A review of a prospectively maintained colorectal registry- the Binational Colorectal Cancer Audit(BCCA) from General/Colorectal Surgical Units across Australia and New Zealand. Data were analysed to determine factors predictive of non-restorative resection. Patients were analysed based on the presence (control) or absence (comparison) of a primary anastomosis.

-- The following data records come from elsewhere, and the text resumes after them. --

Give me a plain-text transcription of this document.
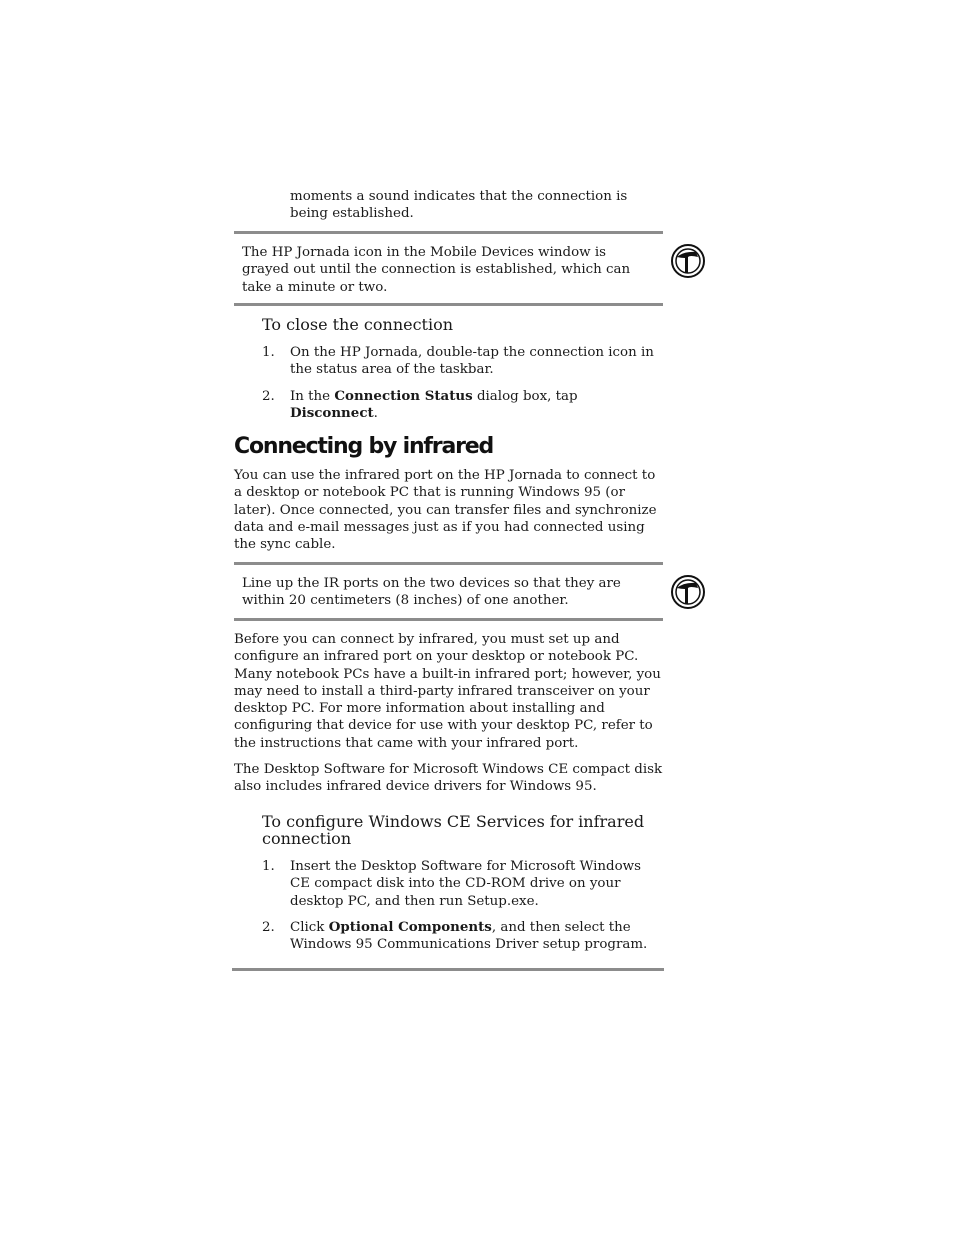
moments a sound indicates that the connection is being established.

The HP Jornada icon in the Mobile Devices window is grayed out until the connection is established, which can take a minute or two.

To close the connection

1. On the HP Jornada, double-tap the connection icon in the status area of the taskbar.

2. In the Connection Status dialog box, tap Disconnect.

Connecting by infrared

You can use the infrared port on the HP Jornada to connect to a desktop or notebook PC that is running Windows 95 (or later). Once connected, you can transfer files and synchronize data and e-mail messages just as if you had connected using the sync cable.

Line up the IR ports on the two devices so that they are within 20 centimeters (8 inches) of one another.

Before you can connect by infrared, you must set up and configure an infrared port on your desktop or notebook PC. Many notebook PCs have a built-in infrared port; however, you may need to install a third-party infrared transceiver on your desktop PC. For more information about installing and configuring that device for use with your desktop PC, refer to the instructions that came with your infrared port.

The Desktop Software for Microsoft Windows CE compact disk also includes infrared device drivers for Windows 95.

To configure Windows CE Services for infrared connection

1. Insert the Desktop Software for Microsoft Windows CE compact disk into the CD-ROM drive on your desktop PC, and then run Setup.exe.

2. Click Optional Components, and then select the Windows 95 Communications Driver setup program.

Of 3628 patients with rectal cancer, 2096 patients were diagnosed with low rectal cancer between 2007 and 2017. The incidence of APR remained constant over the study period with 58% of all low rectal cancer resections undergoing APR. The majority of resections were performed by consultants in urban hospitals (86%v14%). Tumours at or less than 3cm from anal verge, T4, M1 disease and neoadjuvant therapy were the greatest predictors of APR (p<0.001). A significantly increased rate of restorative surgery was observed in the public hospital setting (59%v41%, p<0.05). CRM positivity was 7.95% with significantly increased rates in patients undergoing APR (12.2%v6.2%, p<0.001). CRM was increased in open approaches, T4, N2 and M1 staged disease and in an emergency/urgent setting (p<0.001,0.045 respectively). Significantly increased wound and pulmonary complications were observed in the APR cohort(p<0.01).
The rates of APR in Australia and New Zealand remain high but comparable internationally with one third of rectal cancers undergoing APR. The main determinants of APR are tumour height, T stage and neoadjuvant therapy requirement. CRM positivity was higher in APR patients.